ByDan Rafael ESPN logo
Thursday, November 13, 2014

Welterweight titleholder Manny Pacquiao is in the final preparations for his upcoming defense against junior welterweight titlist Chris Algieri, but he made it clear what he wants next should he be victorious.

"I do have one specific goal, and that is to give the boxing fans the fight they have always asked for," Pacquiao said this week. "I want that fight [with Floyd Mayweather Jr.], too."

Pacquiao, who regained his 147-pound title from Timothy Bradley Jr. with a resounding unanimous decision in their rematch on April 12 -- two years after Bradley claimed the belt via highly controversial split decision -- will face Algieri on Nov. 22 (HBO PPV, 9 p.m. ET) at the Cotai Arena at the Venetian Macao in Macau, China.
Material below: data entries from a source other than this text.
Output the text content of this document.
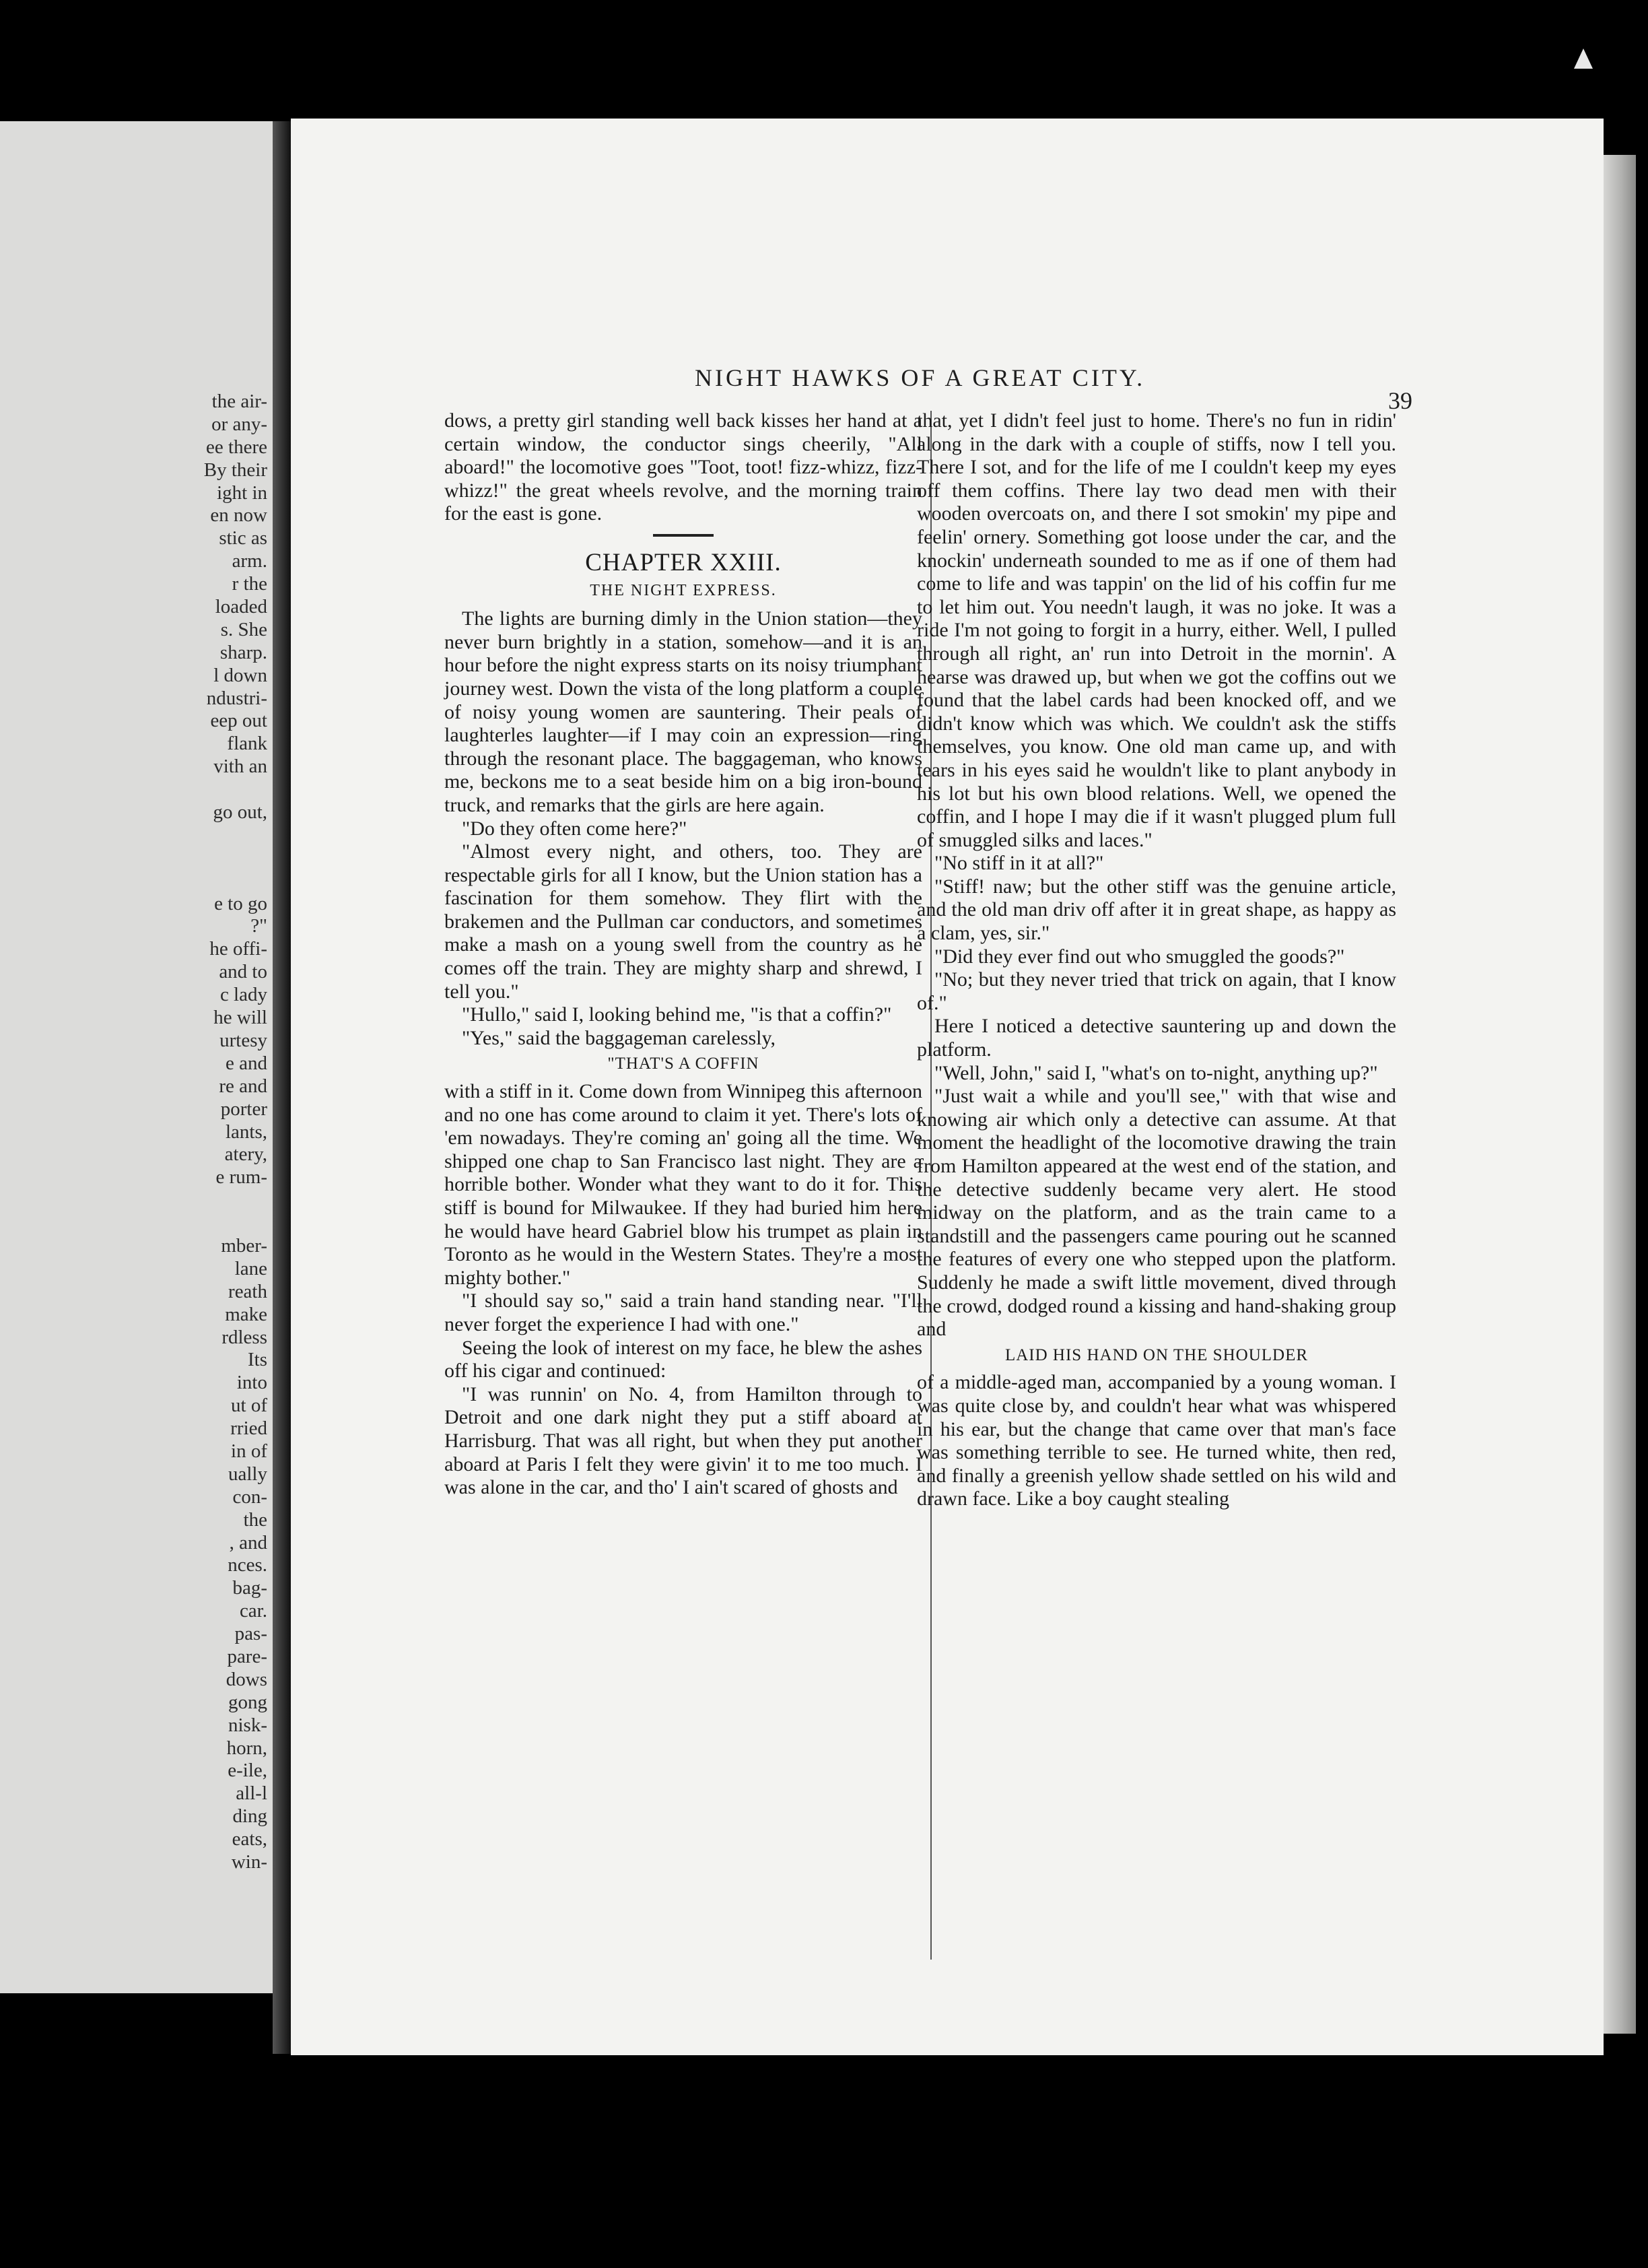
the air-
or any-
ee there
By their
ight in
en now
stic as
arm.
r the
loaded
s. She
sharp.
l down
ndustri-
eep out
flank
vith an
go out,
e to go
?"
he offi-
and to
c lady
he will
urtesy
e and
re and
porter
lants,
atery,
e rum-
mber-
lane
reath
make
rdless
Its
into
ut of
rried
in of
ually
con-
the
, and
nces.
bag-
car.
pas-
pare-
dows
gong
nisk-
horn,
e-ile,
all-l
ding
eats,
win-
NIGHT HAWKS OF A GREAT CITY.
39

dows, a pretty girl standing well back kisses her hand at a certain window, the conductor sings cheerily, "All aboard!" the locomotive goes "Toot, toot! fizz-whizz, fizz-whizz!" the great wheels revolve, and the morning train for the east is gone.

CHAPTER XXIII.
THE NIGHT EXPRESS.

The lights are burning dimly in the Union station—they never burn brightly in a station, somehow—and it is an hour before the night express starts on its noisy triumphant journey west. Down the vista of the long platform a couple of noisy young women are sauntering. Their peals of laughterles laughter—if I may coin an expression—ring through the resonant place. The baggageman, who knows me, beckons me to a seat beside him on a big iron-bound truck, and remarks that the girls are here again.

"Do they often come here?"

"Almost every night, and others, too. They are respectable girls for all I know, but the Union station has a fascination for them somehow. They flirt with the brakemen and the Pullman car conductors, and sometimes make a mash on a young swell from the country as he comes off the train. They are mighty sharp and shrewd, I tell you."

"Hullo," said I, looking behind me, "is that a coffin?"

"Yes," said the baggageman carelessly,

"THAT'S A COFFIN

with a stiff in it. Come down from Winnipeg this afternoon and no one has come around to claim it yet. There's lots of 'em nowadays. They're coming an' going all the time. We shipped one chap to San Francisco last night. They are a horrible bother. Wonder what they want to do it for. This stiff is bound for Milwaukee. If they had buried him here he would have heard Gabriel blow his trumpet as plain in Toronto as he would in the Western States. They're a most mighty bother."

"I should say so," said a train hand standing near. "I'll never forget the experience I had with one."

Seeing the look of interest on my face, he blew the ashes off his cigar and continued:

"I was runnin' on No. 4, from Hamilton through to Detroit and one dark night they put a stiff aboard at Harrisburg. That was all right, but when they put another aboard at Paris I felt they were givin' it to me too much. I was alone in the car, and tho' I ain't scared of ghosts and

that, yet I didn't feel just to home. There's no fun in ridin' along in the dark with a couple of stiffs, now I tell you. There I sot, and for the life of me I couldn't keep my eyes off them coffins. There lay two dead men with their wooden overcoats on, and there I sot smokin' my pipe and feelin' ornery. Something got loose under the car, and the knockin' underneath sounded to me as if one of them had come to life and was tappin' on the lid of his coffin fur me to let him out. You needn't laugh, it was no joke. It was a ride I'm not going to forgit in a hurry, either. Well, I pulled through all right, an' run into Detroit in the mornin'. A hearse was drawed up, but when we got the coffins out we found that the label cards had been knocked off, and we didn't know which was which. We couldn't ask the stiffs themselves, you know. One old man came up, and with tears in his eyes said he wouldn't like to plant anybody in his lot but his own blood relations. Well, we opened the coffin, and I hope I may die if it wasn't plugged plum full of smuggled silks and laces."

"No stiff in it at all?"

"Stiff! naw; but the other stiff was the genuine article, and the old man driv off after it in great shape, as happy as a clam, yes, sir."

"Did they ever find out who smuggled the goods?"

"No; but they never tried that trick on again, that I know of."

Here I noticed a detective sauntering up and down the platform.

"Well, John," said I, "what's on to-night, anything up?"

"Just wait a while and you'll see," with that wise and knowing air which only a detective can assume. At that moment the headlight of the locomotive drawing the train from Hamilton appeared at the west end of the station, and the detective suddenly became very alert. He stood midway on the platform, and as the train came to a standstill and the passengers came pouring out he scanned the features of every one who stepped upon the platform. Suddenly he made a swift little movement, dived through the crowd, dodged round a kissing and hand-shaking group and

LAID HIS HAND ON THE SHOULDER

of a middle-aged man, accompanied by a young woman. I was quite close by, and couldn't hear what was whispered in his ear, but the change that came over that man's face was something terrible to see. He turned white, then red, and finally a greenish yellow shade settled on his wild and drawn face. Like a boy caught stealing
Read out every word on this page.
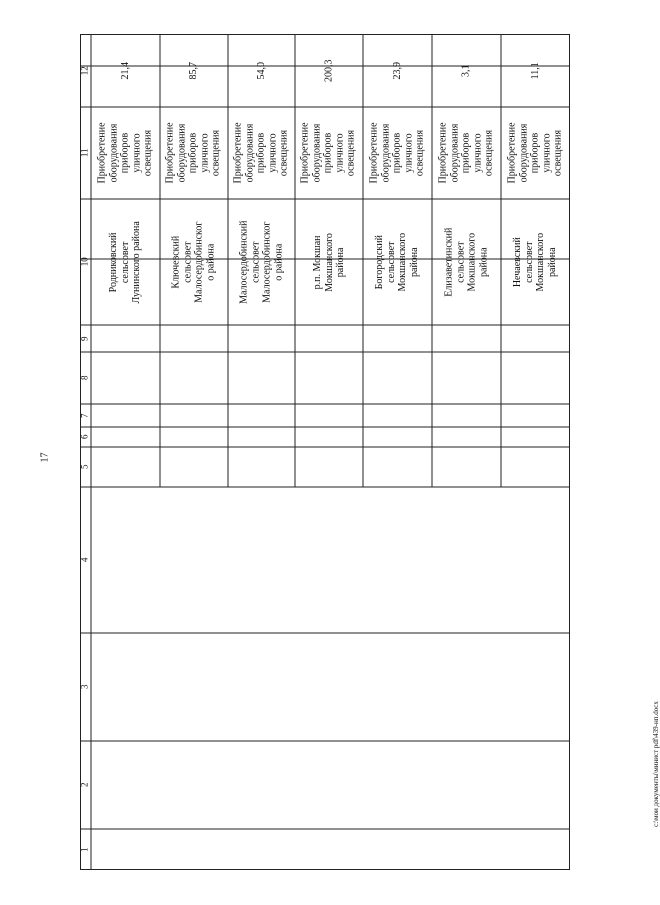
17
1
2
3
4
5
6
7
8
9
10
11
12
Родниковский
сельсовет
Лунинского района
Приобретение
оборудования
приборов
уличного
освещения
21,4
Ключевский
сельсовет
Малосердобинског
о района
Приобретение
оборудования
приборов
уличного
освещения
85,7
Малосердобинский
сельсовет
Малосердобинског
о района
Приобретение
оборудования
приборов
уличного
освещения
54,0
р.п. Мокшан
Мокшанского
района
Приобретение
оборудования
приборов
уличного
освещения
200,3
Богородский
сельсовет
Мокшанского
района
Приобретение
оборудования
приборов
уличного
освещения
23,9
Елизаветинский
сельсовет
Мокшанского
района
Приобретение
оборудования
приборов
уличного
освещения
3,1
Нечаевский
сельсовет
Мокшанского
района
Приобретение
оборудования
приборов
уличного
освещения
11,1
c:\мои документы\минист pdf\439-нп.docx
As Pacquiao and Mayweather wind down their careers, Pacquiao reiterated his desire to make the fight the world has wanted for several years. However, it has gone unmade despite multiple attempts to put it together. Lately it has been Mayweather who seems ambivalent about making a deal.

After Mayweather (47-0, 26 KOs), 37, who has won titles in five weight divisions, outpointed Marcos Maidana for the second time this year in September, he was asked, as usual, about fighting Pacquiao at the postfight news conference.

"I don't even think about Pacquiao," Mayweather said. "I don't even know him, actually. But I wish him nothing but the best. But that's not my focus. I could care less about what Pacquiao does. I don't wish anything bad on the man. I try not to focus on no one else's business.

"If it happens, it happens. You guys can keep asking the same questions over and over. I move when I want to, where I want to and how I want to. Hopefully, it's next."

However, the Filipino legend Pacquiao (56-5-2, 38 KOs), 35, boxing's only eight-division titleholder, did not sound as if he believed Mayweather was serious.

"I believe good-faith negotiations could produce that fight," Pacquiao said. "But it is impossible to negotiate when you are the only one sitting at the table. Two fighters who want to fight each other have never been kept from fighting each other."

Top Rank chairman Bob Arum, who promotes Pacquiao, voiced similar sentiments on a teleconference this week promoting Pacquiao-Algieri.

"How can I talk for Mayweather? As far as the Pacquiao fight is concerned with Mayweather, as much as a lot of people surrounding it would want it to happen, myself included and Manny included, Floyd is reluctant to fight Manny Pacquiao, period," Arum said. "If people don't see that by now, they are never going to see it."